The NECSA Classification
Psychobehavioural symptoms presenting in the setting of neurological disorders can be exceptionally challenging diagnostically. The clinician is often faced with a multitude of potential contributory factors and may only have very limited time in which to comprehensively consider their interplay. It can be tempting to save time by using heuristic mental shortcuts based on clinical intuition. However, this risks the misattribution of neuropsychiatric symptoms to ‘red herring’ mechanisms that happen to stand out in the history, at the expense of a broader systematic consideration of potential differentials. The NECSA Classification* was developed for the busy clinician as a checklist of pathogenetic mechanisms which is conceptually clear, easy to recall and time-efficient to apply.
Hassan I (2015). The Neuropsychiatric Effects of CNS Structural Abnormalities (NECSA) classification: An aid to differential diagnosis. Australian and New Zealand Journal of Psychiatry 49: 943.
The acronym ‘NECSA’ stands for Neuropsychiatric Effects of CNS Structural Abnormalities and also serves as a mnemonic for five classes of pathogenetic mechanisms:
Network disruption. A structural abnormality, such as encephalomalacia, gliosis or a tumor, causes disruption in a functional network resulting in neuropsychiatric symptoms.
Electrical effects. The structural abnormality triggers focal seizures which lead to neuropsychiatric symptoms.
Chemical effects. Psychobehavioural symptoms arise due to neuroendocrine effects, such as from excess hormone production by a secretory tumor (for example of the pituitary or hypothalamus) or from hormone deficiency due to damage in these structures.
Side effects of treatment. Neuropsychiatric symptoms can arise iatrogenically from various types of treatment for a lesion, e.g. medication, surgery, or radiotherapy.

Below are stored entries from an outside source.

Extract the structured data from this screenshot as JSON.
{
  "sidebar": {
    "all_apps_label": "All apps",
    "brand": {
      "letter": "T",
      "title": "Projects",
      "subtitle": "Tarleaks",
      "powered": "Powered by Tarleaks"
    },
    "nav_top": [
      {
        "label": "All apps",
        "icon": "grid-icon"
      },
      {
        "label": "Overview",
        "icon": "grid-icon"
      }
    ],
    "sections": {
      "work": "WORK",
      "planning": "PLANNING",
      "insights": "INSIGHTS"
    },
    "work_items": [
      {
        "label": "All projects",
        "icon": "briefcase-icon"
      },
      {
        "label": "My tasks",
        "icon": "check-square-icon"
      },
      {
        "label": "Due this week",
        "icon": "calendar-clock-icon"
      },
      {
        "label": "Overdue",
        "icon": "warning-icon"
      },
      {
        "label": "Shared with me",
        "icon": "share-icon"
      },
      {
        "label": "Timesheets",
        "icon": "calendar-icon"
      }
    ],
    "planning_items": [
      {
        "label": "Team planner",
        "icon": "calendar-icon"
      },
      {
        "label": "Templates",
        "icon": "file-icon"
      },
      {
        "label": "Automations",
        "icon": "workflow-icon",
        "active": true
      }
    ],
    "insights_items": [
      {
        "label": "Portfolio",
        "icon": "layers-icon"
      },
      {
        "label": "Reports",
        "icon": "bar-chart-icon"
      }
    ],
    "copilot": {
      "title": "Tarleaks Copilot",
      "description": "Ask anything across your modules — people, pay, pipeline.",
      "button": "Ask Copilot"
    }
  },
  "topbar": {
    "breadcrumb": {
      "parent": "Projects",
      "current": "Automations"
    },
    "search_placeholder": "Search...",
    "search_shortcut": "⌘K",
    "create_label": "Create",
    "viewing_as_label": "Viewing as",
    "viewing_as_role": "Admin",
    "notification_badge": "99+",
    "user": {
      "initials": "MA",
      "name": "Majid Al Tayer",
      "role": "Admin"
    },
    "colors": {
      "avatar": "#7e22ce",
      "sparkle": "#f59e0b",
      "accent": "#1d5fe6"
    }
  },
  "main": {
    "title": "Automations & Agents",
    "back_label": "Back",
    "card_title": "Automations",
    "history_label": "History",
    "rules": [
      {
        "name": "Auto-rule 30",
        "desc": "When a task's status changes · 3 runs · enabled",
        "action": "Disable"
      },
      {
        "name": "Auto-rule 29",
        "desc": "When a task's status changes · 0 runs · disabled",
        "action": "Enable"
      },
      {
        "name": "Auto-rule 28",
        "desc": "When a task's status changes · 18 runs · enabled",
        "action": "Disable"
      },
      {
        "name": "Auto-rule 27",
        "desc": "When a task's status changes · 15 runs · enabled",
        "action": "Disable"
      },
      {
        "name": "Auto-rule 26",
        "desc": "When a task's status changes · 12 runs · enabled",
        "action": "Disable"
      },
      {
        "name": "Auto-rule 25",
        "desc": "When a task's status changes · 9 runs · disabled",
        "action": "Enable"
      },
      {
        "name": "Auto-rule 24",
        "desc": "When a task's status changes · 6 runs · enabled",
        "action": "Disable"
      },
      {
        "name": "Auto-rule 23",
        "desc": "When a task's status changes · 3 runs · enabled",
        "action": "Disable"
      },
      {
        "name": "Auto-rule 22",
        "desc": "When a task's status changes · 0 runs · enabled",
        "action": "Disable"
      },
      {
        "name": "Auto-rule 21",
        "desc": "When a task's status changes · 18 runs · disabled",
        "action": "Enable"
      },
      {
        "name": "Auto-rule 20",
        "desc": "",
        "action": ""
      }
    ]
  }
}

Alternative effects. The patient’s neuropsychiatric symptoms may be related to factors independent of the structural abnormality. These may include the interplay between recent psychosocial stressors and remote psychodevelopmental influences, as well as other factors, e.g. genetic, neurodevelopmental and neurodegenerative factors.
The above items are used as a checklist for pathogenetic mechanisms in the Neuropsychiatric Formulation Chart*. Alternatively, for neuropsychiatric presentations in the absence of demonstrable structural change in the brain, the clinician may wish to use a general checklist for pathogenetic mechanisms (such as the VITAMINS surgical sieve). The Neuropsychiatric Formulation Chart comes in two versions to accommodate both options.
Hassan I (2019). Formulation in neuropsychiatry: a stepwise approach. Australasian Psychiatry 27: 411-2.